Une main d'homme tient la main d'une femme âgée tenant une canne.

Depuis l'adoption de la Loi visant à lutter contre la maltraitance envers les aînés et toute autre personne majeure en situation de vulnérabilité, les commissaires aux plaintes de la province doivent traiter de cet enjeu.

Photo : Getty Images / Dean Mitchell

Radio-Canada

Les commissaires aux plaintes et à la qualité des services du Centre intégré universitaire de santé et des services sociaux (CIUSSS) de la Capitale-Nationale et de Chaudière-Appalaches ont examiné 151 dossiers de maltraitance envers les aînés en 2018-2019.

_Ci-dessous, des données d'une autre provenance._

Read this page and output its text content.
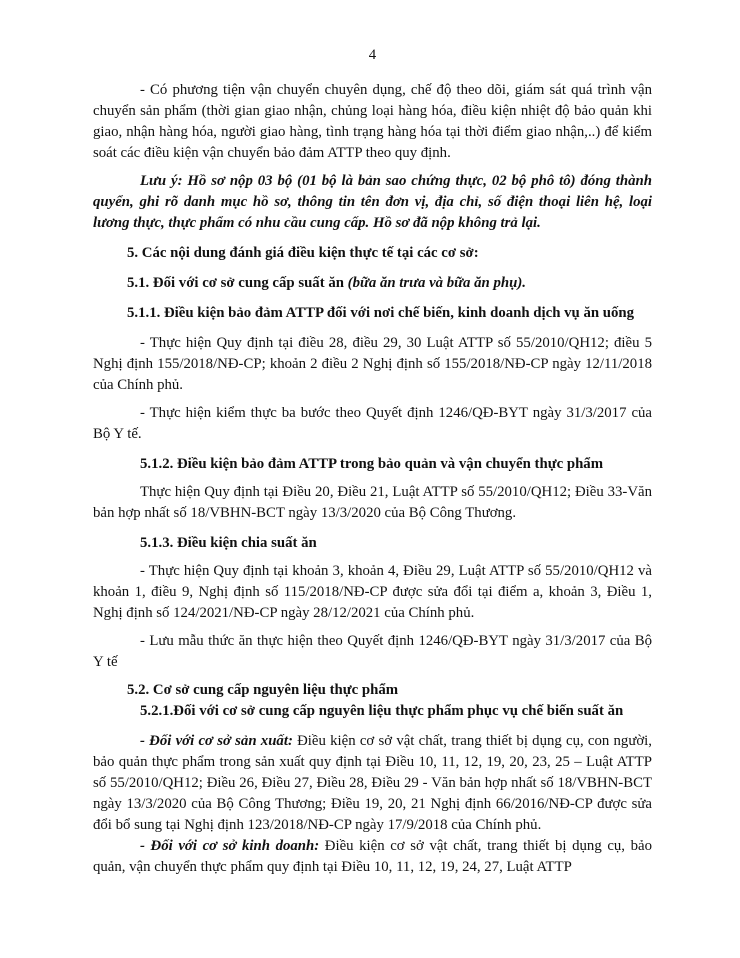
4

- Có phương tiện vận chuyển chuyên dụng, chế độ theo dõi, giám sát quá trình vận chuyển sản phẩm (thời gian giao nhận, chủng loại hàng hóa, điều kiện nhiệt độ bảo quản khi giao, nhận hàng hóa, người giao hàng, tình trạng hàng hóa tại thời điểm giao nhận,..) để kiểm soát các điều kiện vận chuyển bảo đảm ATTP theo quy định.

Lưu ý: Hồ sơ nộp 03 bộ (01 bộ là bản sao chứng thực, 02 bộ phô tô) đóng thành quyển, ghi rõ danh mục hồ sơ, thông tin tên đơn vị, địa chỉ, số điện thoại liên hệ, loại lương thực, thực phẩm có nhu cầu cung cấp. Hồ sơ đã nộp không trả lại.

5. Các nội dung đánh giá điều kiện thực tế tại các cơ sở:

5.1. Đối với cơ sở cung cấp suất ăn (bữa ăn trưa và bữa ăn phụ).

5.1.1. Điều kiện bảo đảm ATTP đối với nơi chế biến, kinh doanh dịch vụ ăn uống

- Thực hiện Quy định tại điều 28, điều 29, 30 Luật ATTP số 55/2010/QH12; điều 5 Nghị định 155/2018/NĐ-CP; khoản 2 điều 2 Nghị định số 155/2018/NĐ-CP ngày 12/11/2018 của Chính phủ.

- Thực hiện kiểm thực ba bước theo Quyết định 1246/QĐ-BYT ngày 31/3/2017 của Bộ Y tế.

5.1.2. Điều kiện bảo đảm ATTP trong bảo quản và vận chuyển thực phẩm

Thực hiện Quy định tại Điều 20, Điều 21, Luật ATTP số 55/2010/QH12; Điều 33-Văn bản hợp nhất số 18/VBHN-BCT ngày 13/3/2020 của Bộ Công Thương.

5.1.3. Điều kiện chia suất ăn

- Thực hiện Quy định tại khoản 3, khoản 4, Điều 29, Luật ATTP số 55/2010/QH12 và khoản 1, điều 9, Nghị định số 115/2018/NĐ-CP được sửa đổi tại điểm a, khoản 3, Điều 1, Nghị định số 124/2021/NĐ-CP ngày 28/12/2021 của Chính phủ.

- Lưu mẫu thức ăn thực hiện theo Quyết định 1246/QĐ-BYT ngày 31/3/2017 của Bộ Y tế

5.2. Cơ sở cung cấp nguyên liệu thực phẩm

5.2.1.Đối với cơ sở cung cấp nguyên liệu thực phẩm phục vụ chế biến suất ăn

- Đối với cơ sở sản xuất: Điều kiện cơ sở vật chất, trang thiết bị dụng cụ, con người, bảo quản thực phẩm trong sản xuất quy định tại Điều 10, 11, 12, 19, 20, 23, 25 – Luật ATTP số 55/2010/QH12; Điều 26, Điều 27, Điều 28, Điều 29 - Văn bản hợp nhất số 18/VBHN-BCT ngày 13/3/2020 của Bộ Công Thương; Điều 19, 20, 21 Nghị định 66/2016/NĐ-CP được sửa đổi bổ sung tại Nghị định 123/2018/NĐ-CP ngày 17/9/2018 của Chính phủ.

- Đối với cơ sở kinh doanh: Điều kiện cơ sở vật chất, trang thiết bị dụng cụ, bảo quản, vận chuyển thực phẩm quy định tại Điều 10, 11, 12, 19, 24, 27, Luật ATTP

Dans son rapport, la commissaire de la Capitale-Nationale, Dominique Charland, indique avoir reçu 78 dossiers. Les dossiers de maltraitance physique sont les plus nombreux, suivis par les cas de discrimination et d'âgisme.

Les CHSLD et les CLSC comptent pour 60 % des cas. Les autres instances visées sont, entre autres, des résidences privées pour aînés.

La présidente du comité des usagers du CIUSSS de la Capitale-Nationale dit être satisfaite de voir que les abus sont dénoncés. C'est toujours inquiétant de voir qu'il y a autant d'aînés qui sont maltraités, précise Véronique Vézina.

Je m'attends à ce qu'il y ait beaucoup plus de dénonciations par le futur, parce qu'on entend beaucoup parler de cas d'abus, de maltraitance. Je pense que les gens ne connaissent pas bien le mécanisme de dénonciation.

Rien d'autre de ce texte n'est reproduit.